The setting is a Hollywood editor’s dream and Adobe hopes their new edit suite on 4th Street in Downtown Santa Monica will earn Adobe Premiere the chance to edit next year’s box office smashes and Oscar nominees.

“We’re really proud of this room,” said Mike Kanfer, Adobe’s principal strategic development manager and an Oscar-winner himself for his work on Titanic. Kanfer is part of the team dedicated to working with A-list directors and editors to fine-tune features in the hopes Premiere will eclipse Avid and Final Cut to become the go-to software for Hollywood. The Santa Monica location serves as both an office for employees and a training ground for established editors.

“If the software is getting in the way in any shape or form, that’s something we need to improve on so we jump in and hope to address that,” said Karl Soule, the voice of Adobe’s YouTube channel dedicated to teaching Premiere Pro.

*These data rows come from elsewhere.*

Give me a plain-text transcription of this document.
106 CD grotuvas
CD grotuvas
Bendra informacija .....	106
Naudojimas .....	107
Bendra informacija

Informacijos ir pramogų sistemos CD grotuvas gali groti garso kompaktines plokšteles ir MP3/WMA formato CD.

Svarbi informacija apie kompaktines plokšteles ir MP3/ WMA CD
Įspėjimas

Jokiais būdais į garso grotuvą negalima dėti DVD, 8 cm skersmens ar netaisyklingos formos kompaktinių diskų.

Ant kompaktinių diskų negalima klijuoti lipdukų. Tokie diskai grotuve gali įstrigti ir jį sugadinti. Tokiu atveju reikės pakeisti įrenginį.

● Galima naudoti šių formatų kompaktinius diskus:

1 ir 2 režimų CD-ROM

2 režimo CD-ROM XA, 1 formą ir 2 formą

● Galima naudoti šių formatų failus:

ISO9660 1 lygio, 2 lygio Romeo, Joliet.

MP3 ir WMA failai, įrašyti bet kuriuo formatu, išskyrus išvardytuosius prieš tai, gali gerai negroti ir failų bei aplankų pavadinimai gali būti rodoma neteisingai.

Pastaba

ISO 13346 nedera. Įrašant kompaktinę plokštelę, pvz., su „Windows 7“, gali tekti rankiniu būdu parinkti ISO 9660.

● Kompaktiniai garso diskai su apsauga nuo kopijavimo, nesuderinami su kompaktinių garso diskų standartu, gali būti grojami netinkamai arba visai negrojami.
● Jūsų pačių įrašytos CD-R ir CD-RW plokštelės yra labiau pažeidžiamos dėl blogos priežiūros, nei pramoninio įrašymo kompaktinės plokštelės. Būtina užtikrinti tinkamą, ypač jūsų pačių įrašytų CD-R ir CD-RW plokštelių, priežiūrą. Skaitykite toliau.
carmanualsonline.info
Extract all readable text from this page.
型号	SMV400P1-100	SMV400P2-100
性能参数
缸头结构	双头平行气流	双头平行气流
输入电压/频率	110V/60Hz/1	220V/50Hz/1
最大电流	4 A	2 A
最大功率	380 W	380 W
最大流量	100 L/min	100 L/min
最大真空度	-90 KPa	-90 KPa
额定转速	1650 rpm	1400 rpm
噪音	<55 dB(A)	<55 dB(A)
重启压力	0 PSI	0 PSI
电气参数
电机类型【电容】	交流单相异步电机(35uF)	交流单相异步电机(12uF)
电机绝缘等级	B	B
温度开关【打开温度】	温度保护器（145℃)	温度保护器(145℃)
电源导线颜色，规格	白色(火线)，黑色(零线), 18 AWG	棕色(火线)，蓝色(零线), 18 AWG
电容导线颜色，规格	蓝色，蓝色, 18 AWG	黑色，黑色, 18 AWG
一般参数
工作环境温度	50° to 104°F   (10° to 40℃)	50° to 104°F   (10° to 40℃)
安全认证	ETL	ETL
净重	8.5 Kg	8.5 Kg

The company has earned the nod from industry heavyweights David Fincher (director, The Curious Case of Benjamin Button) and the Coen brothers. Premiere was used to edit Stranger Things, Gone Girl, Hail, Caesar!, Only the Brave, The Florida Project and Deadpool.

The company views Santa Monica as a strategic location.

“It’s amazing to be right here in the center of this,” said Senior business development manager Van Bedient, who grew up in Santa Monica. “The restaurants, the beach, quick access to the freeway and quick access to our customers. It was a no-brainer.”

Bedient said the company is already working with a Hollywood editor who lives in the Santa Monica area on a major project for Netflix. He said the city is also home to “YouTube luminaries”- young editors who’ve mastered multiple programs to edit professional looking content for the Internet.

“It’s been an interesting process,” Bedient said. “This younger generation of filmmakers, they’re not bound by ‘it has to be done this way.’..they just do it. Nothing seems to stop them. They don’t have the boundaries that traditional processes have introduced.”

With the new Santa Monica location, those editors will likely have a say in the future of non-linear editing, too.